While republican Representative Ben Albritton wants scientists to do five years of research before the state approves commercial growers, Representative Rick Roth believes farmers should not have to wait to start cultivating a more viable crop as industrial hemp. The bill is currently in the House chamber for the first read by the Agriculture and Property Rights Subcommittee.
Industrial hemp can be used for a wide range of products, including fibers, construction, food, paper, insulation materials, textiles, cosmetic products, and beverages, to name a few and is estimated to be used in more than twenty-five thousand products spanning multiple markets (agriculture, textiles, recycling, automotive, electronics, furniture, food/nutrition/beverages, paper, construction materials, personal care and others).
"The industrial hemp industry is here to stay and it's only going to grow.
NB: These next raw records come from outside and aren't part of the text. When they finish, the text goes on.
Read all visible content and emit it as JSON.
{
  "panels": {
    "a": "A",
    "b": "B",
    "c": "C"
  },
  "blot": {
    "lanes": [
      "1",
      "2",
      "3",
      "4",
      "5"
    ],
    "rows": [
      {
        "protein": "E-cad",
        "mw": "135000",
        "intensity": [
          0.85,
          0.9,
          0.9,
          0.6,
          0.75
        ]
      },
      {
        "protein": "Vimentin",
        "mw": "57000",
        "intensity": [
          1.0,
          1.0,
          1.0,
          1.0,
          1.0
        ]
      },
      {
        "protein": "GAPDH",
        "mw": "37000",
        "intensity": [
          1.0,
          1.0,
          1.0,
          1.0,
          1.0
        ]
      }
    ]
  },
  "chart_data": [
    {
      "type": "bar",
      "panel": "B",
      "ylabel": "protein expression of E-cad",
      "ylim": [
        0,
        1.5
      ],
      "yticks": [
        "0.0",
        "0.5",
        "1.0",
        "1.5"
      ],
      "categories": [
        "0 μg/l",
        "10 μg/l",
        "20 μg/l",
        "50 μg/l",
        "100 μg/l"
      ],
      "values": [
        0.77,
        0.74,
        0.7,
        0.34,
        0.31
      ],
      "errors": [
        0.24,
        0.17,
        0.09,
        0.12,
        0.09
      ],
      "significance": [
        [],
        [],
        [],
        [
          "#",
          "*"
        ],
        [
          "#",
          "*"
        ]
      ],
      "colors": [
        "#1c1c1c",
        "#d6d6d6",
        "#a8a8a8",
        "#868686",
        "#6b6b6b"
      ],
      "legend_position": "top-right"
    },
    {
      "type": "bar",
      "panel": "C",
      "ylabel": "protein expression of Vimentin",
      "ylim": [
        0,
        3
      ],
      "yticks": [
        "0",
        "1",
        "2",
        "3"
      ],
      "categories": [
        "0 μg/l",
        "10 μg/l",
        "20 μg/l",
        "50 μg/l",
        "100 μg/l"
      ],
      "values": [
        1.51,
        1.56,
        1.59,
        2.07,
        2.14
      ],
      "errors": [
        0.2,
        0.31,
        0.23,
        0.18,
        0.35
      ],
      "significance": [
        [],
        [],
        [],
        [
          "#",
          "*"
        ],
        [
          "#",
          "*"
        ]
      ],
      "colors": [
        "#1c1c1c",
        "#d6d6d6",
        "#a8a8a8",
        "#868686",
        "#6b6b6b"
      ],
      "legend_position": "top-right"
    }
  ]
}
Florida, in particular, has been trying to slow that evolutionary progress down by not legalizing industrial hemp in the past but it's like trying to sweep back an incoming tide with a broom. Legislators are again taking action to promote industrial hemp as an agricultural commodity. It will be interesting to see how long they'll be able to hold back the tide. I suspect it won't be too much longer," said Perlowin.
As more states legalize industrial hemp, more opportunities become available for Hemp, Inc. to process the raw hemp. Hemp, Inc.'s commercial, large scale, 70,000 square foot industrial hemp processing facility, on 9 acres of land in Spring Hope, North Carolina is the only one of this magnitude in the entire western hemisphere. The milling portion of Hemp, Inc.'s industrial hemp processing facility has just been completed. Once the shredder/grinder and conveyor (the parts that feed the mill) are installed over the next 2 weeks, full production of the approximate 18 million pounds of Kenaf (the cousin plant to hemp) will begin. Hemp, Inc.'s industrial hemp processing facility is bound to become the mecca of this new clean green agricultural and industrial American revolution.
Aligned with Hemp, Inc.'s Triple Bottom Line approach, Perlowin is exploring the possibilities of developing Hemp Growing Veteran Village Kins Communities in Florida and is actively looking for 1,000+ acres (similar to the 500-acre demonstration community being built in Arizona where Perlowin plans on growing 300 acres of hemp this year) that would consist of smaller lots for Kins Domains (eco-villages). "The eco-villages would also include organic gardens, natural beehives, a pond, a living fence and other elements," said Perlowin.
From rehabilitation to job creation, Perlowin says this model presents a holistic solution to those individuals that all Americans owe a great debt of gratitude towards... the American veterans. Perlowin expects this model to produce very lucrative revenue for Hemp, Inc., the veterans themselves and the local communities these Kins Communities are built near. "The infrastructure for 'The Hemp Growing, CBD-Producing, Veteran-Village Kins Community,' which takes time to build, is already in place in Arizona which I've been building for the last 4 years and can be duplicated for Florida," concluded Perlowin.